A relação com o legado do ex-tenista foi abordada por Fonseca durante uma entrevista ao programa CNN Esportes S/A, que será transmitida neste domingo (2). Ao comentar sobre os paralelos traçados pelo público e pela mídia, o atleta foi categórico sobre seus objetivos.
“Esse é meu foco, não sinto pressão pelo lado do Guga, de ser um novo Guga. Eu quero ser um novo João”, cravou. O tenista entende que as comparações são inerentes ao esporte de alto rendimento e pontua que utilizar essa realidade a seu favor tem sido fundamental para a sua evolução mental.
O atleta admitiu, contudo, que a situação nem sempre foi encarada com essa mesma naturalidade.

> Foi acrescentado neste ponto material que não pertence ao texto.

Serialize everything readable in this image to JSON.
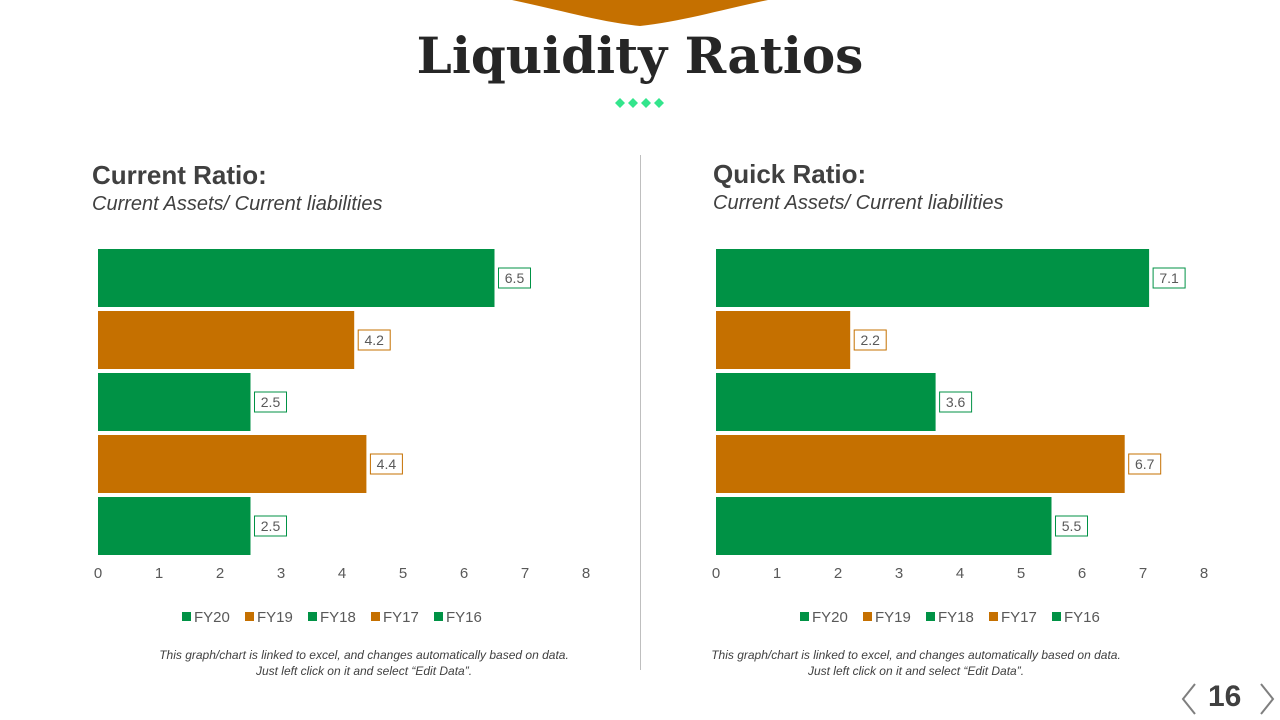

No início de sua trajetória, as expectativas externas e os debates sobre quem teria o melhor desempenho acabavam gerando uma autocobrança excessiva.
“No começo, eu me pressionava um pouco mais, tipo ‘será que eu vou conseguir fazer como ele fez’, mas atualmente eu penso em fazer minha história”, revelou.
Hoje, amparado por uma equipe estruturada e ciente do próprio esforço nos bastidores, Fonseca garante que a prioridade não é replicar os passos do ídolo brasileiro, mas sim buscar o seu potencial máximo de forma individual.
“Sei que estou trabalhando muito duro, sei que tenho uma equipe boa, então é seguir nesse caminho, com a cabeça em tentar fazer a minha história, em ser eu, e assim crescer, ser a minha melhor versão”, concluiu.